I was also struggling about how Lakhna would behave with the character of Dadda, setting their equation right.

It is a scene where he is contradicting what Manoj's character is saying. He can sense that something is wrong... obviously, it is revealed much later in the film.

Dadda Maan Singh is supposed to be this undisputed leader. You don't question him, you just do what he says. So I was really confused about how he would play it and I told him so. Sushant thought about it and said let me do something and he did it bang on.

He got it perfectly right.

Any other anecdotes from the sets of Sonchiriya?

I remember the climax. We shot in extremely difficult conditions.

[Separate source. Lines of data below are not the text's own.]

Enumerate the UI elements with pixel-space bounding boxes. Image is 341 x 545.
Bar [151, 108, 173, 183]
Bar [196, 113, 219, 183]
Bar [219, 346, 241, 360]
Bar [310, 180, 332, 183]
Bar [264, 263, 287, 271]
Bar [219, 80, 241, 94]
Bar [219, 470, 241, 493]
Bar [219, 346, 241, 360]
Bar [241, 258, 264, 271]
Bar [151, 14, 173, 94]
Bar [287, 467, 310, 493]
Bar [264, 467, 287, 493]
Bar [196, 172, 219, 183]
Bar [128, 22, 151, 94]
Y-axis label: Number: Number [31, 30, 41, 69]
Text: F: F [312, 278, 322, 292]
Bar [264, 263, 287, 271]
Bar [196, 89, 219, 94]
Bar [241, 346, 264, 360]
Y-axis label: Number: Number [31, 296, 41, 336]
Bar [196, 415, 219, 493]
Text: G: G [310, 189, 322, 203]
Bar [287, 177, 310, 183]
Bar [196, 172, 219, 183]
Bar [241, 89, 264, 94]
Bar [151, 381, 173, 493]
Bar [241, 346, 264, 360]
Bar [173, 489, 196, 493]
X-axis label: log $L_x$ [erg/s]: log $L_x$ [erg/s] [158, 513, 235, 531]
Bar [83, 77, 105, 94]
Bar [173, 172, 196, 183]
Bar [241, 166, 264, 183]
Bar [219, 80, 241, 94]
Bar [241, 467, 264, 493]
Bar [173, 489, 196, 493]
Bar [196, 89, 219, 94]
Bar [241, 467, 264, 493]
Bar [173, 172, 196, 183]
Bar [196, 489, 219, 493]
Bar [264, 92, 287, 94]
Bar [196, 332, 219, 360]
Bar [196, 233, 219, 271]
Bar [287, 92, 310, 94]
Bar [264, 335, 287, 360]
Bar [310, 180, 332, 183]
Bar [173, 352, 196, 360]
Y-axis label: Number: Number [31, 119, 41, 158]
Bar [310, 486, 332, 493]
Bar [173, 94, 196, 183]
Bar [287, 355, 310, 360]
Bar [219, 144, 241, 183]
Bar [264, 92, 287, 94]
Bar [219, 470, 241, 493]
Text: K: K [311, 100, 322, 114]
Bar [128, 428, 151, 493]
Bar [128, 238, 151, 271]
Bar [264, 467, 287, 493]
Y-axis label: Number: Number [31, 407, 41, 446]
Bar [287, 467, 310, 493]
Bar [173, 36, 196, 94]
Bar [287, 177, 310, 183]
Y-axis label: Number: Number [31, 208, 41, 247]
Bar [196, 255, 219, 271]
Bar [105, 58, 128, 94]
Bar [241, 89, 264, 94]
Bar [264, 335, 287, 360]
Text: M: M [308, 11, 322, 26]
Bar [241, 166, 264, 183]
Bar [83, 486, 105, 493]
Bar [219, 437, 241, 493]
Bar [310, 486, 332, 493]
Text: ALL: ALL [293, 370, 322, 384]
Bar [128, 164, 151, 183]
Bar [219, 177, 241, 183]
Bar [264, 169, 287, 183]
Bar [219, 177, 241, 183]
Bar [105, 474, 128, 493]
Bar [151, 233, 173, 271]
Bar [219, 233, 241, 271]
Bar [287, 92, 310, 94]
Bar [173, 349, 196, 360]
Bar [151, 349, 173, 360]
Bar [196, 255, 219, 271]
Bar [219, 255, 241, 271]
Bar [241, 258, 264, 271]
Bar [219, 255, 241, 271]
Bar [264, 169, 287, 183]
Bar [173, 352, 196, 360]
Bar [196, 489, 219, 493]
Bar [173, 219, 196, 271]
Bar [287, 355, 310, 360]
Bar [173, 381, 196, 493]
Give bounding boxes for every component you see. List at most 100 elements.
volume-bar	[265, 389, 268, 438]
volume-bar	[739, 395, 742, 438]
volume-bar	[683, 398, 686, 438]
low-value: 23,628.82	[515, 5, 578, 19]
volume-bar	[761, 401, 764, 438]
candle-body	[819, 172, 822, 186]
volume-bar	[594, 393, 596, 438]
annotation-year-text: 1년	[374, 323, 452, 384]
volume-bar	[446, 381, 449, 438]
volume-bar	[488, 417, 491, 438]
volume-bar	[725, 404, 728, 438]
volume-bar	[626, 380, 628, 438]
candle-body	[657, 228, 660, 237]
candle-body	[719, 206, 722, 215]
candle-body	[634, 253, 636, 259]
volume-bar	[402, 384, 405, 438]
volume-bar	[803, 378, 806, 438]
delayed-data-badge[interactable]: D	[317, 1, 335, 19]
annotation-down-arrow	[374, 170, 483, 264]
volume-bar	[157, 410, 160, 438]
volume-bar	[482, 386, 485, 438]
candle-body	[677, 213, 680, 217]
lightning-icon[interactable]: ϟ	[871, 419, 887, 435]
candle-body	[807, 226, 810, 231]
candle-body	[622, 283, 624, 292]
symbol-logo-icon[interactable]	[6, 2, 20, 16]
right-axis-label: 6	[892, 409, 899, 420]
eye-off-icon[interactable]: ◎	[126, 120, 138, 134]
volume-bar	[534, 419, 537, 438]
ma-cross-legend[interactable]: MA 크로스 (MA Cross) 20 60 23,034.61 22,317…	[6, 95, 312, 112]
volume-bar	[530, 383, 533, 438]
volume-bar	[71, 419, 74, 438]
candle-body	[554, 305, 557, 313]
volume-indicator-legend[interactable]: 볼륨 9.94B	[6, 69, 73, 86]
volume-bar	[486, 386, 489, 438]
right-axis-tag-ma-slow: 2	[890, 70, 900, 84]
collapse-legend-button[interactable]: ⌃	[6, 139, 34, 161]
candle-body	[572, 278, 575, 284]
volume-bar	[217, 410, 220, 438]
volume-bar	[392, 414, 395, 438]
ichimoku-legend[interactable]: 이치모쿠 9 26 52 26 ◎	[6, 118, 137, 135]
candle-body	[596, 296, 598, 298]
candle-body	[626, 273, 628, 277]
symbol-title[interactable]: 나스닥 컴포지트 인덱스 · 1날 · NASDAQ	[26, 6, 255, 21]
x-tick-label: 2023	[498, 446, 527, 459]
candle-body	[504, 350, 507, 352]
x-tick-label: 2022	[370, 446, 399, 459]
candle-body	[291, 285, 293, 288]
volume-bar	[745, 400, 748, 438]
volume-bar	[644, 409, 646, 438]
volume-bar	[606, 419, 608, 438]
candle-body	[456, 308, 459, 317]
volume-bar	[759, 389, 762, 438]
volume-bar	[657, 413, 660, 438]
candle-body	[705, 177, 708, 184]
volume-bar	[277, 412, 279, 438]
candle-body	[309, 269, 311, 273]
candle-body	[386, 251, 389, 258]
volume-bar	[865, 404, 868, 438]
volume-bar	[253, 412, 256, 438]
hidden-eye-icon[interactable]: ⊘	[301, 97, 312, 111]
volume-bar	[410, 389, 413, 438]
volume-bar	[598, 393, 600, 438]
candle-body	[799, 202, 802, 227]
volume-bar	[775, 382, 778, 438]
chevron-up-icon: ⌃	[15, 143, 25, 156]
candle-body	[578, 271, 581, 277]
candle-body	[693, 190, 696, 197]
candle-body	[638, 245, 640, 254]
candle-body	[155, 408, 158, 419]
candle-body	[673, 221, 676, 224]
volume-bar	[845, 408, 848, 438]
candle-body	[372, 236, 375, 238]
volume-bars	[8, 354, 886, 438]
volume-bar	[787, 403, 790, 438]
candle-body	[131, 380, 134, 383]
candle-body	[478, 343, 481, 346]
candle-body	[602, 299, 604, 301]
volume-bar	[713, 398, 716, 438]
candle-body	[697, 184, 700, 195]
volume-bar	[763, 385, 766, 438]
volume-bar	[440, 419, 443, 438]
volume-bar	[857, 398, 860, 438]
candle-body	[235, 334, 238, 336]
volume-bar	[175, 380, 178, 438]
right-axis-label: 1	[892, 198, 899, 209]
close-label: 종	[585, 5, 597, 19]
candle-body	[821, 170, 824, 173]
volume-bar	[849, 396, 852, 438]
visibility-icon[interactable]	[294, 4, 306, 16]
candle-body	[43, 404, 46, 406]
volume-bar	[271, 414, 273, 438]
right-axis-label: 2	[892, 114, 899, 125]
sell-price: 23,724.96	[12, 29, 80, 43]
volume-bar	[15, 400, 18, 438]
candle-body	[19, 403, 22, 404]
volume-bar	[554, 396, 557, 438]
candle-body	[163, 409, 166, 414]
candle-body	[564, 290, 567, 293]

It was hot and dusty, plus a painfully, slow shoot.

We had about 40/50 fighters shooting at each other and every time a bullet went off, there was so much dust. We were literally eating dust!

It was in 44 degrees at 9 am.

Every shot was taking 45 minutes to set up.

What happens is when the pace of the shoot is very slow and the conditions are difficult, actors tend to get cranky.

We have the benefit of wearing big hats, but actors cannot as they are in make-up.

Still, Sushant was cheerful and joking and chilling on set. He was not sitting under a shade or under an umbrella.

When I would ask him, Sushant, are you ready, he would pick up some dust from the ground and throw it on his face and say, I am ready.

It's incredible to see actors who are very kind and do not throw tantrums.

He did a lot of good films, but he never got his due as an actor.

His films like Shuddh Desi Romance and Kedarnath were reasonable successes.

You are not going to find success all the time and you will feel insecure when your film fails at the box office, but that's a part of the game. You just deal with it and move on.

Maybe the problem was something else and not so much about his career.